Real dynamic assessment of tear film optical quality for monitoring and early prevention of dry eye

Affiliations

Real dynamic assessment of tear film optical quality for monitoring and early prevention of dry eye

Ming-Feng Wu et al. Medicine (Baltimore). .

Abstract

To evaluate real dynamic assessment of tear film optical quality for monitoring and prevention of dry eye.Right eyes of 62 normal and 39 dry eye subjects were included. Dynamic measurement of objective scatter index (OSI) was performed by using the Optical Quality Analysis System II (OQAS II), correlation coefficient between OSI and time (CCOT) was calculated. According to whether the CCOT was significantly ascending, normal and dry eye groups were further subdivided for comparison. By using Scheimpflug-Placido topographer, non-invasive tear break-up time (NITBUT) was recorded, and a 2-dimensional precorneal tear film map was reconstructed and divided into central, middle, and peripheral corneal zones, distribution of tear break-up spots in the 3 corneal zones were analyzed.The numbers of tear break-up spots were higher in all the 3 corneal zones of the dry eye subjects (P < .01), when compared with the normal subjects.

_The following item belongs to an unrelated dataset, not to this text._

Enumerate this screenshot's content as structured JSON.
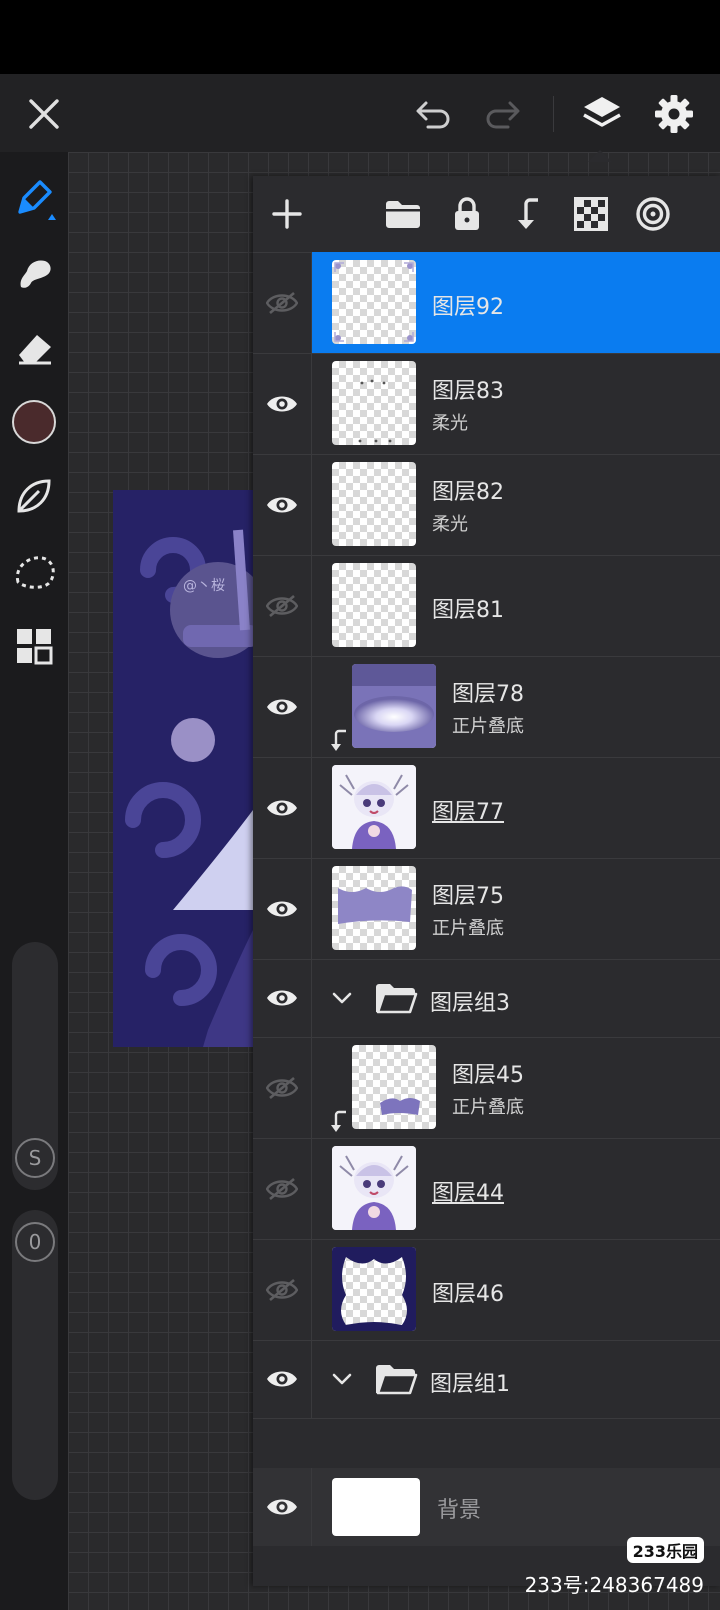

The Dry Eye subjects with ascending CCOT had the shortest NITBUT (P < .001-.034) and the most tear break-up spots over the whole cornea (P < .001-.044). Between the dry eye subjects with non-ascending CCOT and those with ascending CCOT, difference of tear break-up spots was found significant only in the peripheral corneal zone (P < .01).Non-ascending and ascending CCOT of dry eye patients reflect different stability of tear film. Real dynamic assessment of tear film optical quality is potential for monitoring and early prevention of dry eye.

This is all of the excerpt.